A little late with this, but you might know about it anyway – the second march to save Lewisham Hospital’s A&E (and by extension, its maternity unit) takes place at noon on Saturday, after the administrator of the PFI-wrecked South London Healthcare Trust decided not to listen to overwhelming evidence and opposition and recommend its closure anyway. There’s a good roundup of recent events in the battle at Transpontine.

I’ve been disturbed at some of the sectarian comments flying around the ether about this debacle – particularly since the media has jumped on the bandwagon. Yes, as the excellent Dr Phil Hammond put it, Lewisham is “collateral damage in a war it didn’t start”, not being part of the PFI disaster which began at Woolwich’s Queen Elizabeth Hospital and spread to Princess Royal in Farnborough and Queen Mary’s in Sidcup.

But this isn’t “Lewisham against the world”. Nobody on the Greenwich side of the border asked New Labour to wreck our local hospital with a PFI deal, and nobody sane this side of the border wants the Tories to wreck someone else’s local hospital to save ours.

This affects all of SE London, from St Thomas’s at Lambeth and King’s in Camberwell, right out to Darent Valley in Kent. It’s not just Lewisham’s battle, it’s all of SE London’s fight.
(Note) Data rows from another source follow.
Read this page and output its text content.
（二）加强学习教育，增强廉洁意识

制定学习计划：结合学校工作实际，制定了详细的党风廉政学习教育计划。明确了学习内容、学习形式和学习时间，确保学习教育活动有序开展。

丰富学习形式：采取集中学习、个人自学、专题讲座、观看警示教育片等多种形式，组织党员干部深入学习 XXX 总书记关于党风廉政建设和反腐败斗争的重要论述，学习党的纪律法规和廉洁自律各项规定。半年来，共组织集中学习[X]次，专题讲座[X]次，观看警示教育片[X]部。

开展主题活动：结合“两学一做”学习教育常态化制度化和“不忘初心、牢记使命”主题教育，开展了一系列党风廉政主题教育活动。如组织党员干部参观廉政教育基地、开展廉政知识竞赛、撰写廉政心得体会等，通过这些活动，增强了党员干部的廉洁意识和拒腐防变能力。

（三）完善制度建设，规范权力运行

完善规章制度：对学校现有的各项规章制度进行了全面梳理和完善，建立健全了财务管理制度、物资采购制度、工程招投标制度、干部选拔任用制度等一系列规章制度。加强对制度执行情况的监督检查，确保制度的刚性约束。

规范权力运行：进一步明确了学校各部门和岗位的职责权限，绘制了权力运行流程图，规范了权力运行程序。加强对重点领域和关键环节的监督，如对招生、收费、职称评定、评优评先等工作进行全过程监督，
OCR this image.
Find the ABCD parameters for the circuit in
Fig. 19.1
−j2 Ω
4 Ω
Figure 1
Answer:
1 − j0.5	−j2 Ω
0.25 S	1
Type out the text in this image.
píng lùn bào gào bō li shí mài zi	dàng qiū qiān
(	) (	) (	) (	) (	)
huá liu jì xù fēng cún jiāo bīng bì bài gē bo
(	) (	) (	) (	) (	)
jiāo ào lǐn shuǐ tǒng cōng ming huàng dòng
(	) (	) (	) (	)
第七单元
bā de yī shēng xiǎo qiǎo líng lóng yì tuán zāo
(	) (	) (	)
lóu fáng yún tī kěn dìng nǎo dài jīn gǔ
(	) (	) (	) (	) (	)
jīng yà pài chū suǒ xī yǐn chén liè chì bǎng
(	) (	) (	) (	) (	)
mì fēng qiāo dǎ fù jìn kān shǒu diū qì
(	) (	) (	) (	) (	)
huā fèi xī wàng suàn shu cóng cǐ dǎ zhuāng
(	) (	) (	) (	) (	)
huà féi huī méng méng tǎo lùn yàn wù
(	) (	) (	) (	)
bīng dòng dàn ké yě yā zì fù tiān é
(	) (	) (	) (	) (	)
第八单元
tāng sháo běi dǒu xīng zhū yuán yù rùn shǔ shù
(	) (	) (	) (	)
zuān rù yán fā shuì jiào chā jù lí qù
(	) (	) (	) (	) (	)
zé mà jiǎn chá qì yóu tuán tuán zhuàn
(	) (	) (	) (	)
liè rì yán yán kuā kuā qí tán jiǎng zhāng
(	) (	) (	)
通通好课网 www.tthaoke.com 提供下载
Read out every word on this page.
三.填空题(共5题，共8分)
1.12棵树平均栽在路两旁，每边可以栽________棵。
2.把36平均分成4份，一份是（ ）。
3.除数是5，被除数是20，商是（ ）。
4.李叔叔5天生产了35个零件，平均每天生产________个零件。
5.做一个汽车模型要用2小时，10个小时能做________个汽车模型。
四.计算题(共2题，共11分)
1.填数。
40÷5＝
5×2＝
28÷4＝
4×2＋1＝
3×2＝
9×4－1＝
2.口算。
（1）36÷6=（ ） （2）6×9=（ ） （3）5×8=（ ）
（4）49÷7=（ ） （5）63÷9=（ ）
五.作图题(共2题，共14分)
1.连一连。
More broadly, it’s a battle for the NHS as we all know it.

And if you are stupid enough to look at this parochially, then news that a 76-year-old woman waited in Queen Elizabeth’s A&E for 18 hours should chill you, and make you wonder how it’d cope if Lewisham goes.

Actually, this has brought out the best in SE London’s politicans (with the possible exception of Harriet Harman, seemingly focused on King’s as Camberwell & Peckham MP to the exclusion of all else) – read the Commons debate on the south London NHS fiasco.

I’ll be there on Saturday, as I was last time – will you?

(Read past coverage, and patients’ testimonies, of Lewisham Hospital.)

One reply on “March again for Lewisham Hospital on Saturday”

  1. Did you read Keogh’s statement in The Guardian this morning about reining in political influence on provision? I understand his argument – and I also can see that a doctor’s perspective can look like trying to adapt medical provision to fit their world view rather than the patient’s (travel difficulties, being near friends and family support, being near their home…..).

    He is trying to steer the debate away from local fury at proposed closures wherever they take place. Don’t let him do this in reference to Lewishan Hospital, because the serious issue here is Jezzer Hunt using a PFI induced crisis as an excuse to restructure willy-nilly – roping in, if necessary, well-managed, financially stable, medically successful and well placed facilities as far as can be got away with. This could set an appalling precedent: potentially de-stabilising provision across an entire region. And yes, London is peculiar – London is a metropolis- with an ungridded road planning considerably influencing the placing of hospitals, ambulance stations and so on.